Our Suite Number will be 1402 as of July 10th, 2017 20 Eglinton Ave. West, Toronto ON | Mon-Fri 9:00 - 6:00

Key Legislative Definitions and Legislative Thresholds

Relevant Legislation

IRPA

s. 38(1) Health Grounds – A foreign national is inadmissible on health grounds if their health condition

a. is likely to be a danger to the public health;

b. is likely to be a danger to public safety

c. might reasonably be expected to cause excessive demand on health or social services

s. 38(2) Exception – Para. 1(c) does not apply in the case of a foreign national who (see s.24 of the IRPR)

a. who has been determined to be a member of the family class and to be the, common law partner or child of a sponsor within the meaning of the regulations

b. has applied for permanent residence visa as a Convention refugee or a person in similar circumstances

c. is a protected person, or

d. is, where prescribed by the regulations, the spouse, common-law partner, child or other family member of a foreign national referred to in any paragraphs (a) to (c)

IRPR

s. 31 Public Health – Before concluding whether a foreign national’s health condition is likely to be a danger to public health, an officer who is assessing the foreign national’s health condition shall consider:

a. any report made by a health practitioner or medical laboratory with respect to the foreign national

b. the communicability of any disease that the foreign national is affected by or carries, and

c. the impact the disease could have on other persons living in Canada

s. 33 Public Safety – Before concluding whether a foreign national’s health condition is likely to be a danger to public safety, an officer who is assessing the foreign national’s health condition shall consider:

a. any reports made by a health practitioner or medical laboratory with respect to the foreign national; and

b. the risk of sudden incapacity or of unpredictable or violent behaviour of the foreign national that would create a danger to the health or safety of persons living in Canada

NB (excessive demands) – OP 15 Medical Procedures further provides:

* R. 34 and R. 139(4) reiterates the exceptions set out above, but further provides that these persons must undergo medical examinations for purposes of public health and public safety only.

* If the status of the applicant changes a new medical assessment is required: this assessment will consider excessive demands.

OP 15 – Medical Procedures provides:

* where a finding of medical inadmissibility is made, applicants must be permitted to respond

* The applicant has a minimum of 60 days from the date of the letter of notification to respond

* Failure to respond or supply new information within the time permitted will result in a refusal of the applicant’s application

Pursuant to OP 21 – Appeals and Litigation, the following is CIC practice:

“If new medical information is provided during the appeal process and the medical officer determines that a new examination is warranted, the visa office must:

* contact the applicant to request photographs;

* issue new medical instructions within 30 days;

* advise the applicant that a new medical examination must be conducted within 30 days; or if that is not possible, the visa office must be advised, before the end of the 30-day period, of a date of a medical appointment.
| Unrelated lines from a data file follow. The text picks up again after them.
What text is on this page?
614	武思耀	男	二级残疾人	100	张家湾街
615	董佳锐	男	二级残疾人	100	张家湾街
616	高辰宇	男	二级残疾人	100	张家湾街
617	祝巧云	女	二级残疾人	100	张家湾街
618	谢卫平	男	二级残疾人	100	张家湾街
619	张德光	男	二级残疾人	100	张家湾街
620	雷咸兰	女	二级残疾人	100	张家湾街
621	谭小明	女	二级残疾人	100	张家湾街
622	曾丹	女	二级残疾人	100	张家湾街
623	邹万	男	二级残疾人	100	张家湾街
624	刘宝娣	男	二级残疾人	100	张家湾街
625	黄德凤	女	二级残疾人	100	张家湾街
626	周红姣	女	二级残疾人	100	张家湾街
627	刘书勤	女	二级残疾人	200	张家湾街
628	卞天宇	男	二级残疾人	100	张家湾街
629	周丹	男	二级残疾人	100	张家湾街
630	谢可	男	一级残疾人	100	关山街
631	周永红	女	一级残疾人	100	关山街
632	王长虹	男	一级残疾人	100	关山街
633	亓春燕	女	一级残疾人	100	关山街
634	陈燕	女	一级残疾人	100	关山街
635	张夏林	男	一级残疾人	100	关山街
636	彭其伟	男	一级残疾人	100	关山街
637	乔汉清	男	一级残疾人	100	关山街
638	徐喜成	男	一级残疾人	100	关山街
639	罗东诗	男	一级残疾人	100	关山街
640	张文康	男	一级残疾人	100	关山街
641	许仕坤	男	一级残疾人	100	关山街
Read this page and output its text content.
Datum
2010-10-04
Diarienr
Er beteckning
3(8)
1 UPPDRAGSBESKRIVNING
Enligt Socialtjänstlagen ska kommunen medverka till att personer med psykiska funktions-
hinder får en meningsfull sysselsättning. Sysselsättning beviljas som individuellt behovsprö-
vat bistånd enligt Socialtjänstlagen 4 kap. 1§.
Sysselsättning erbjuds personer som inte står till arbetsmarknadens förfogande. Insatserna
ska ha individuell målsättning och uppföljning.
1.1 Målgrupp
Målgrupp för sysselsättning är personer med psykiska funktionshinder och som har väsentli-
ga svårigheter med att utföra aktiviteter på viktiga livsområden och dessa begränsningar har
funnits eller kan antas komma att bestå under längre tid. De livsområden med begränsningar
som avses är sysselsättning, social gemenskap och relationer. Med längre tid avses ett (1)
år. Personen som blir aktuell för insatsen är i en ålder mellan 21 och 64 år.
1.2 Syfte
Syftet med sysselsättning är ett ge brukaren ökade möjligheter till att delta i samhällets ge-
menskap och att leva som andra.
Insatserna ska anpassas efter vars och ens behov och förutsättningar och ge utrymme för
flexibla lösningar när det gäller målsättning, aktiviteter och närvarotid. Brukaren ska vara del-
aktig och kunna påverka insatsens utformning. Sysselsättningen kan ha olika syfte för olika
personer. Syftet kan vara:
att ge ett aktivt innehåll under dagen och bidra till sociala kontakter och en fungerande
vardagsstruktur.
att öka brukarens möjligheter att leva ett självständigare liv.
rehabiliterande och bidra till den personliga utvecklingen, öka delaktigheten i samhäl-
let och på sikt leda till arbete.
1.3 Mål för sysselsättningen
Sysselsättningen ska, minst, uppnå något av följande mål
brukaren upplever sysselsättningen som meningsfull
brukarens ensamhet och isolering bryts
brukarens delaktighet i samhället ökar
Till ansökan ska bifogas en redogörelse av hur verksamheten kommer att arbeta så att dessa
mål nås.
Failure to comply will result in the termination of the medical reassessment process;

* indicate in CAIPS the date on which the new medical instructions were issued;

* forward new assessment by the medical officer to the hearings officer with a copy to the IAD;

* advise the hearings officer if the applicant does not comply with the instructions to undergo a new medical examination.

Appeals may be withdrawn by DOJ where there has been an improvement in the Applicant’s medical condition such as to remove them from the earlier conclusion of inadmissibility.